Einführung in ein kaum glaubwürdiges Leben
Alfred Dellentash ist kein Name, den man im Alltag hört. Er ist die schillernde Mischung aus Jet‑Tycoon, Rock‑Star‑Manager und verdecktem Drogenkurier, der in den 1970er‑ und 1980er‑Jahren die amerikanische High‑Society in Aufruhr versetzte. Seine Geschichte liest sich wie ein Hollywood‑Drehbuch: Privatjets für die Rolling Stones, KISS und die Grateful Dead, gleichzeitig aber geheime Transporte von Pablo Escobars Kokain in die Hände der Gambino‑Familie. Nach einem Jahrzehnt im Gefängnis taucht Dellentash nun wieder auf – älter, bärtig und in einer grellen Hawaii‑Bluse – bereit, endlich seine Version der Ereignisse zu erzählen.
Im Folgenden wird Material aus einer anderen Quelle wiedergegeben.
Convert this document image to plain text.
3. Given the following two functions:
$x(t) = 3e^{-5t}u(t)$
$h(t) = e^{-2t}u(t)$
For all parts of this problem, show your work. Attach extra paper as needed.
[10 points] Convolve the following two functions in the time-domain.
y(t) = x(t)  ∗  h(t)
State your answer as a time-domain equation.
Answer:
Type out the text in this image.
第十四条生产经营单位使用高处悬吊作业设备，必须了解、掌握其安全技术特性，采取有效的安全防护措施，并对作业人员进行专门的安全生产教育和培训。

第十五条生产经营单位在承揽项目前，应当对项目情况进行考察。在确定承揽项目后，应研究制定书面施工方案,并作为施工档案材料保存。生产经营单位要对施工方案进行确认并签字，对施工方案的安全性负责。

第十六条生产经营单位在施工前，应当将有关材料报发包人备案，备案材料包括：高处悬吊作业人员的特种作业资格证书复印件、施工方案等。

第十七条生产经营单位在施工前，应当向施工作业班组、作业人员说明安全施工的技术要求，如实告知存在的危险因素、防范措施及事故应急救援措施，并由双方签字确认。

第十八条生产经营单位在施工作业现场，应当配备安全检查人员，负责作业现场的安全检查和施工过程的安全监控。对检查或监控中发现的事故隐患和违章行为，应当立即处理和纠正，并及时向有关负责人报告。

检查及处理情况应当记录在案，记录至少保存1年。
Der Aufstieg zum Luftfahrt‑Mogul
In den frühen 1970ern gründete Dellentash ein Unternehmen, das luxuriöse Charterflüge an die größten Namen der Rock‑Szene verkaufte. Drei Convair‑Flugzeuge, zwei Hubschrauber und ein Boeing‑707 bildeten die Flotte, die Stars wie die Rolling Stones, den Grateful Dead und später auch Meat Loaf transportierte. Die Kunden schätzten nicht nur den Komfort, sondern auch die extravaganten Extras – etwa Playboy‑Models als Bordpersonal, ein Konzept, das die konservative Airline‑Branche erzittern ließ.
Der geheime Drogenring
Unter dem Deckmantel des Musik‑ und Fluggeschäfts entwickelte Dellentash ein Netzwerk, das kolumbianisches Kokain über die Luft nach New York schleuste. Die Droge wurde an die Gambino‑Familie übergeben, die sie dann in den nordamerikanischen Markt einspeiste. Dieser „Mile‑High“-Handel machte ihn zum zentralen Akteur einer der größten Drogenoperationen seiner Zeit, ohne dass die Behörden lange darüber Bescheid wussten.
Der Fall und das Gefängnis
1984 wurde Dellentash wegen krimineller Verschwörung angeklagt. Der Prozess zog nationale Aufmerksamkeit auf sich, weil er die Verquickung von Musikindustrie, Luxusluftfahrt und Drogenhandel offenbarte. Trotz der Schwere der Vorwürfe verbüßte er nur ein Fünftel seiner verhängten Strafe – 25 Jahre Haft, von denen er fünf Jahre hinter Gittern verbrachte. Nach seiner Entlassung verschwand er fast drei Jahrzehnte aus dem öffentlichen Blickfeld.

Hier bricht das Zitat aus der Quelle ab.